Entre os muitos álbuns solo de John Cale, está um que hoje soa visionário: “Artificial intelligence”, de 1985.
— Chamei o álbum de “Inteligência artificial” por sugestão de um amigo meu, o (diretor) Jonathan Demme (1944-2017), para quem eu estava fazendo a trilha sonora do filme “Totalmente selvagem”. Era algo com o qual estávamos apenas nos divertindo, mas acho que foi um movimento importante a ser feito — acredita ele, cauteloso quanto aos usos atuais recursos tecnológicos, com os quais se poderia ate mesmo fazer um disco de John Cale sem John Cale. — Eu teria muito cuidado, não gostaria de ser responsável por pegadinhas.
Interesse pelo hip hop
Em seus discos mais recentes, Cale diz que o trabalho geralmente começa com batidas ou com palavras (“umas ajudam a outras”, ensina).
— É sempre divertido sentar no estúdio e tentar levar adiante uma nova ideia musical. Não gosto de me repetir — diz ele, apreciador dos produtores surgidos nos últimos anos no hip-hop. — Comecei a prestar atenção em J Dilla e depois em Vince Staples, Earl Sweatshirt e Tyler, The Creator. Todos eles tinham umas atmosferas interessantes, que impulsionam sua música.
Para John Cale, subir ao palco é a razão de ainda continuar a fazer música, mesmo aos 82 anos.
— Sem o público na sua frente, você sabe, não exista vida! — justifica-se o músico, que desde o fim dos anos 1980, quando abandonou as drogas e descobriu o squash, busca um estilo de vida mais saudável. — Vou à academia todos os dias, depois tento encontrar um bom lugar para comer à tarde e aí volto e encontro meus músicos e decidimos o que fazer.

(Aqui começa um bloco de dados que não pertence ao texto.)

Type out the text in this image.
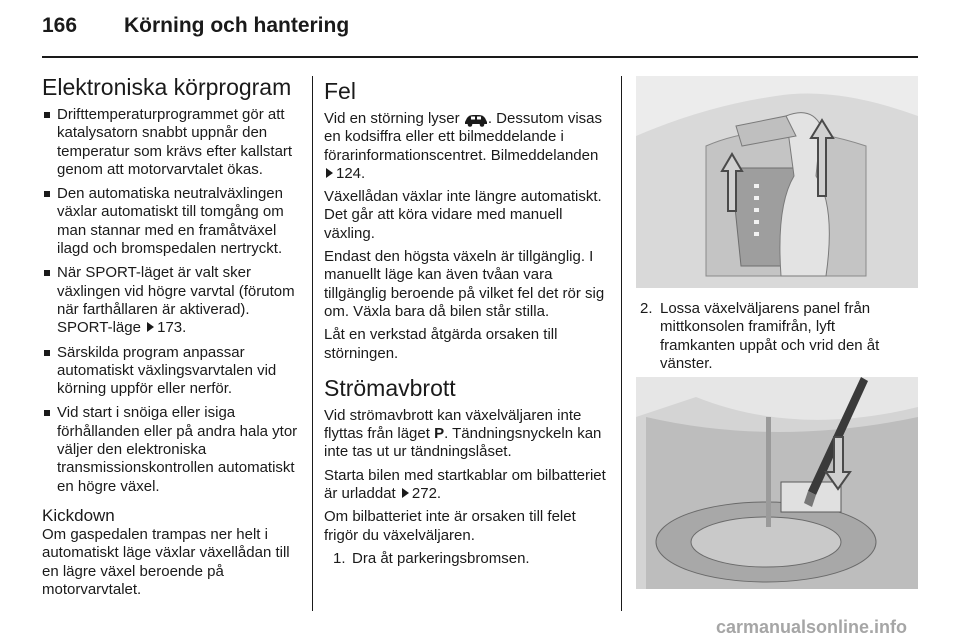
166 Körning och hantering
Elektroniska körprogram
Drifttemperaturprogrammet gör att katalysatorn snabbt uppnår den temperatur som krävs efter kallstart genom att motorvarvtalet ökas.
Den automatiska neutralväxlingen växlar automatiskt till tomgång om man stannar med en framåtväxel ilagd och bromspedalen nertryckt.
När SPORT-läget är valt sker växlingen vid högre varvtal (förutom när farthållaren är aktiverad). SPORT-läge 173.
Särskilda program anpassar automatiskt växlingsvarvtalen vid körning uppför eller nerför.
Vid start i snöiga eller isiga förhållanden eller på andra hala ytor väljer den elektroniska transmissionskontrollen automatiskt en högre växel.
Kickdown

Om gaspedalen trampas ner helt i automatiskt läge växlar växellådan till en lägre växel beroende på motorvarvtalet.

Fel

Vid en störning lyser . Dessutom visas en kodsiffra eller ett bilmeddelande i förarinformationscentret. Bilmeddelanden 124.

Växellådan växlar inte längre automatiskt. Det går att köra vidare med manuell växling.

Endast den högsta växeln är tillgänglig. I manuellt läge kan även tvåan vara tillgänglig beroende på vilket fel det rör sig om. Växla bara då bilen står stilla.

Låt en verkstad åtgärda orsaken till störningen.

Strömavbrott

Vid strömavbrott kan växelväljaren inte flyttas från läget P. Tändningsnyckeln kan inte tas ut ur tändningslåset.

Starta bilen med startkablar om bilbatteriet är urladdat 272.

Om bilbatteriet inte är orsaken till felet frigör du växelväljaren.

1. Dra åt parkeringsbromsen.
2. Lossa växelväljarens panel från mittkonsolen framifrån, lyft framkanten uppåt och vrid den åt vänster.
carmanualsonline.info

Agora que vamos sair em turnê, estamos preparando muitas músicas novas, porque o show será grande.
Num mundo que hoje não tem mais David Bowie e nem Lou Reed, Cale diz se sentir um privilegiado por ter vivido tudo o que viveu:
— Os dois fazem parte de períodos da minha vida que nunca vou esquecer. Fico muito feliz por ter tido a experiência que tive com eles, tenho muito orgulho disso.